EN EXPOSITION DANS CE NUMÉRO :

Habitats éphémères - Vivre dans les bois 

Avoir un toit c’est un droit ! 

D’accord c’est ce qu’il paraît, mais qu’est ce qu’un « toit » veut dire ? 

 

Petit Robert :

Toit  - 1. Surface supérieure d’un édifice, agencement approprié de matériaux recouvrant une construction et la protégeant des intempéries. Citation poétique : « Le ciel est, par-dessus le toit, si bleu si calme ! »  (Verlaine)

-2. Maison, abri où l’on peut vivre, domicile, logement  « Posséder un toit,  être sans toit »…

 

Voilà bien des explications précises et concrètes, mais aujourd’hui avoir un toit n’est plus un droit, une simple surface pour se protéger des intempéries est devenue illicite, une loi a été votée pour contrôler et expulser toute sorte d’habitats précaires.

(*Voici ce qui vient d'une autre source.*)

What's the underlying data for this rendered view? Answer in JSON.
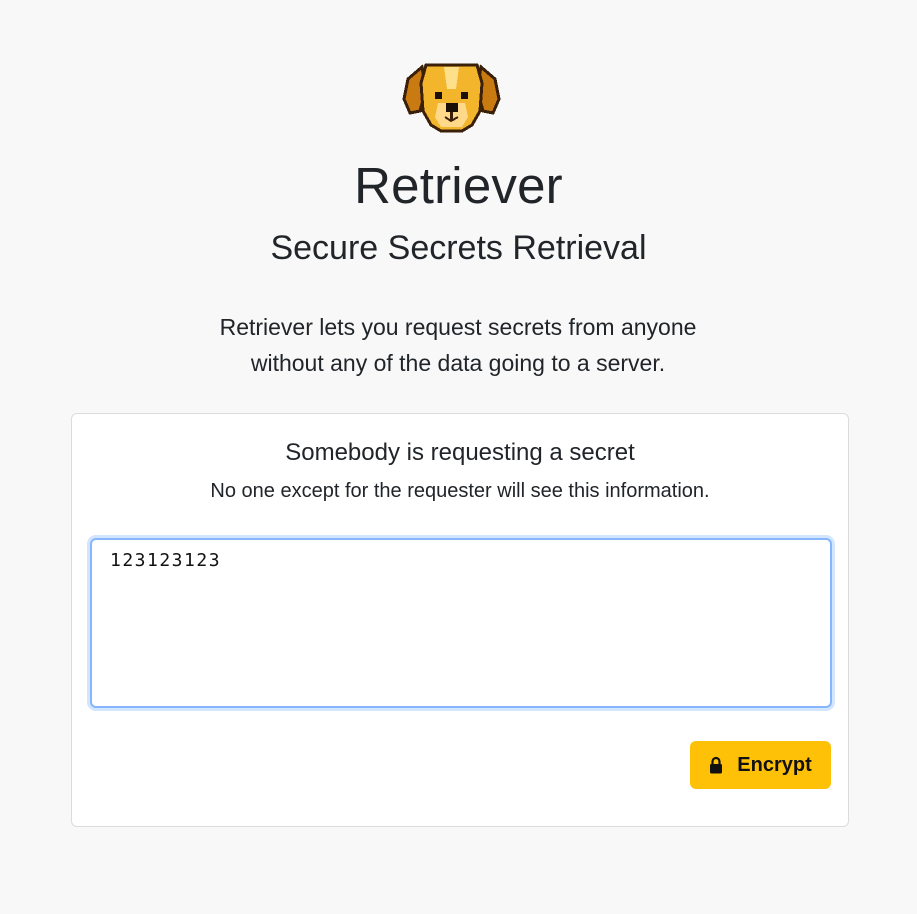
{
  "header": {
    "logo_icon": "golden-retriever-pixel-icon",
    "title": "Retriever",
    "subtitle": "Secure Secrets Retrieval",
    "lead_line1": "Retriever lets you request secrets from anyone",
    "lead_line2": "without any of the data going to a server."
  },
  "card": {
    "title": "Somebody is requesting a secret",
    "subtitle": "No one except for the requester will see this information.",
    "secret_value": "123123123",
    "encrypt_label": "Encrypt",
    "encrypt_icon": "lock-icon"
  },
  "colors": {
    "background": "#f8f8f8",
    "accent": "#ffc107",
    "focus_border": "#86b7fe",
    "text": "#212529"
  }
}
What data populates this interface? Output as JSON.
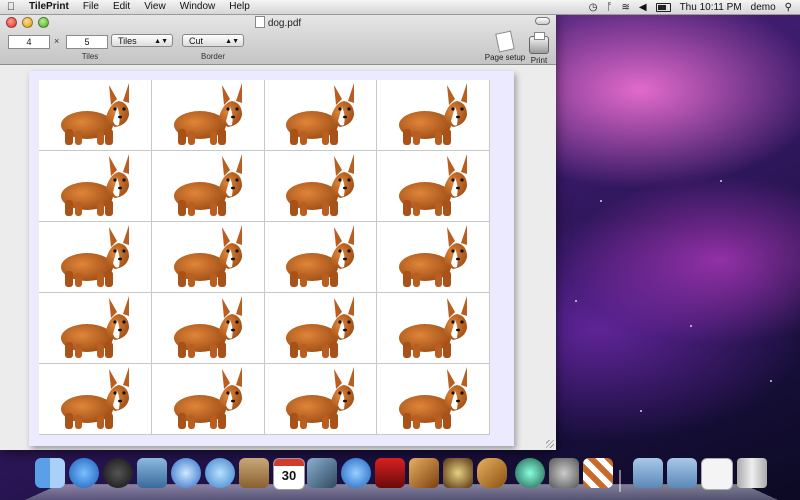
{
  "menubar": {
    "app_name": "TilePrint",
    "items": [
      "File",
      "Edit",
      "View",
      "Window",
      "Help"
    ],
    "clock": "Thu 10:11 PM",
    "user": "demo"
  },
  "window": {
    "title": "dog.pdf",
    "toolbar": {
      "columns_value": "4",
      "times_symbol": "×",
      "rows_value": "5",
      "mode_value": "Tiles",
      "border_value": "Cut",
      "tiles_label": "Tiles",
      "border_label": "Border",
      "page_setup_label": "Page setup",
      "print_label": "Print"
    }
  },
  "document": {
    "columns": 4,
    "rows": 5
  },
  "dock": {
    "calendar_day": "30",
    "apps": [
      "Finder",
      "App Store",
      "Dashboard",
      "Mail",
      "Safari",
      "FaceTime",
      "Address Book",
      "iCal",
      "iPhoto",
      "iTunes",
      "Photo Booth",
      "Preview",
      "iMovie",
      "GarageBand",
      "Time Machine",
      "System Preferences",
      "TilePrint",
      "Applications",
      "Documents",
      "Downloads",
      "Trash"
    ]
  }
}
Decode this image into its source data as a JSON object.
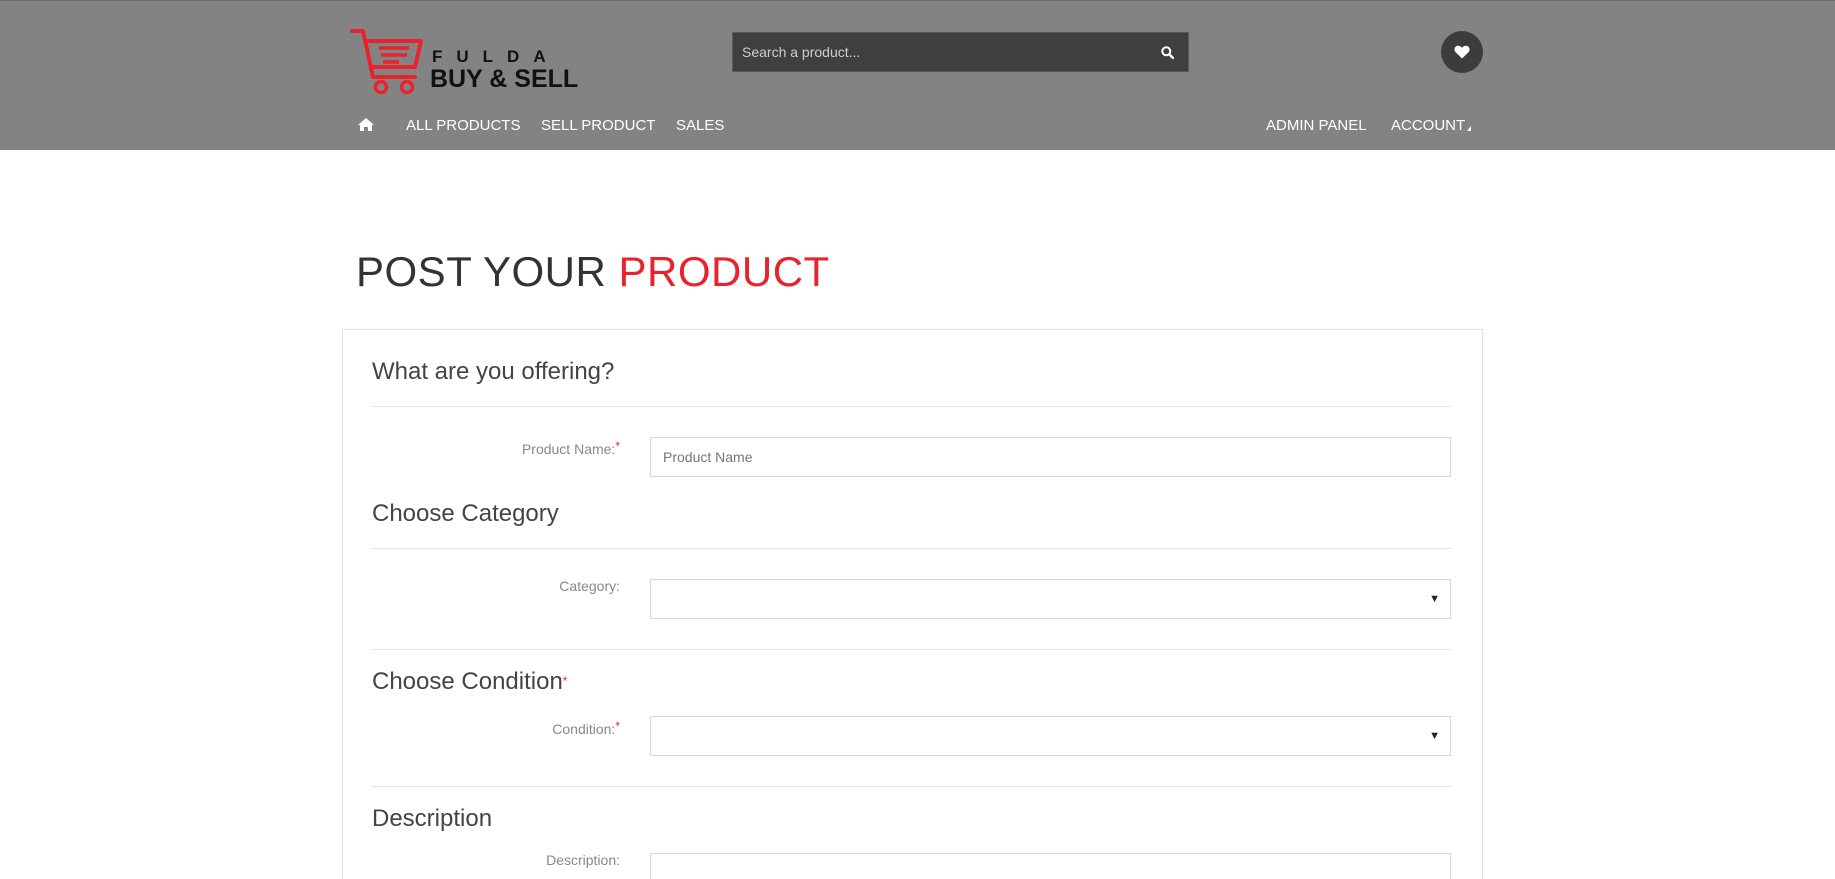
{
  "header": {
    "logo": {
      "brand_top": "FULDA",
      "brand_bottom": "BUY & SELL",
      "accent_color": "#e8232d"
    },
    "search": {
      "placeholder": "Search a product...",
      "icon": "search-icon"
    },
    "wishlist_icon": "heart-icon",
    "nav": {
      "home_icon": "home-icon",
      "items": [
        "ALL PRODUCTS",
        "SELL PRODUCT",
        "SALES"
      ],
      "admin": "ADMIN PANEL",
      "account": "ACCOUNT"
    },
    "background": "#838383"
  },
  "page": {
    "title_part1": "POST YOUR",
    "title_part2": "PRODUCT",
    "accent": "#e8232d"
  },
  "form": {
    "section_offering": "What are you offering?",
    "product_name_label": "Product Name:",
    "product_name_placeholder": "Product Name",
    "section_category": "Choose Category",
    "category_label": "Category:",
    "category_value": "",
    "section_condition": "Choose Condition",
    "condition_label": "Condition:",
    "condition_value": "",
    "section_description": "Description",
    "description_label": "Description:",
    "required_mark": "*"
  }
}
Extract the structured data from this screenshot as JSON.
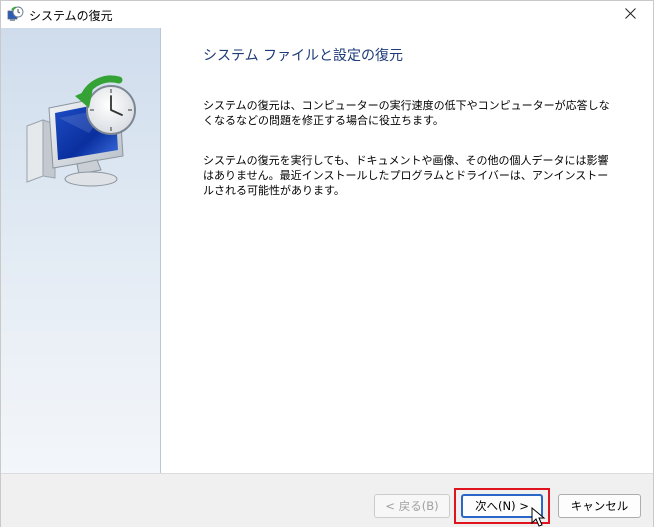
{
  "window": {
    "title": "システムの復元",
    "title_icon": "system-restore-icon",
    "close_icon": "close-icon"
  },
  "side_panel": {
    "hero_icon": "system-restore-computer-clock-icon"
  },
  "main": {
    "heading": "システム ファイルと設定の復元",
    "paragraph1": "システムの復元は、コンピューターの実行速度の低下やコンピューターが応答しなくなるなどの問題を修正する場合に役立ちます。",
    "paragraph2": "システムの復元を実行しても、ドキュメントや画像、その他の個人データには影響はありません。最近インストールしたプログラムとドライバーは、アンインストールされる可能性があります。"
  },
  "footer": {
    "back_label": "< 戻る(B)",
    "next_label": "次へ(N) >",
    "cancel_label": "キャンセル"
  },
  "colors": {
    "heading": "#1e3a78",
    "highlight": "#e0141e",
    "focus_border": "#2a66c8"
  }
}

La loi LOPPSI 2 permet aujourd’hui effectivement d’expulser à merci  les habitants installés de manière « Illicite »  c’est à dire sans titre de propriété, et cela sans autre forme de procès, de façon expéditive par le préfet sans avoir recours à un juge. 

Cette loi vise tout habitat de fortune, les raisons invoquées sont notamment que « ces habitations constituent de graves risques pour la salubrité et la tranquillité publique »

 

Depuis plusieurs années j’ai vu s’installer dans le bois de Vincennes des habitats précaires, on dit des SDF, sous entendu des clochards, or ce que je voie ce sont des installations qui tentent de construire un semblant de « normalité ». Avec humour même certains décorent  leur petit espace vital.

Certains de ces habitats éphémères ont déjà été expulsés,  parfois on plante des arbrisseaux à leur place pour éviter une nouvelle installation illicite. 

 

J’ai pratiquement toujours trouvé ces maisons sans leurs habitants, ils partent  la plus part travailler, d’autres passent la journée au chaud dans le métro. Ces photos sont souvent sans eux,  j’ai souvent en m’approchant senti une gêne, comme si je pénétrai l’espace vital d’un autre sans son accord, là était leur manière de vivre, d’étendre leur linge, de fêter Noël, de maintenir avec un balai et un paillasson leur maison propre, de se regarder dans la glace pour se coiffer.  J’ai essayé de faire ces photos avec le plus grand respect possible, ne cherchant jamais le misérabilisme car j’ai toujours senti qu’au contraire, leur désir était de rendre accueillante leur « demeure ».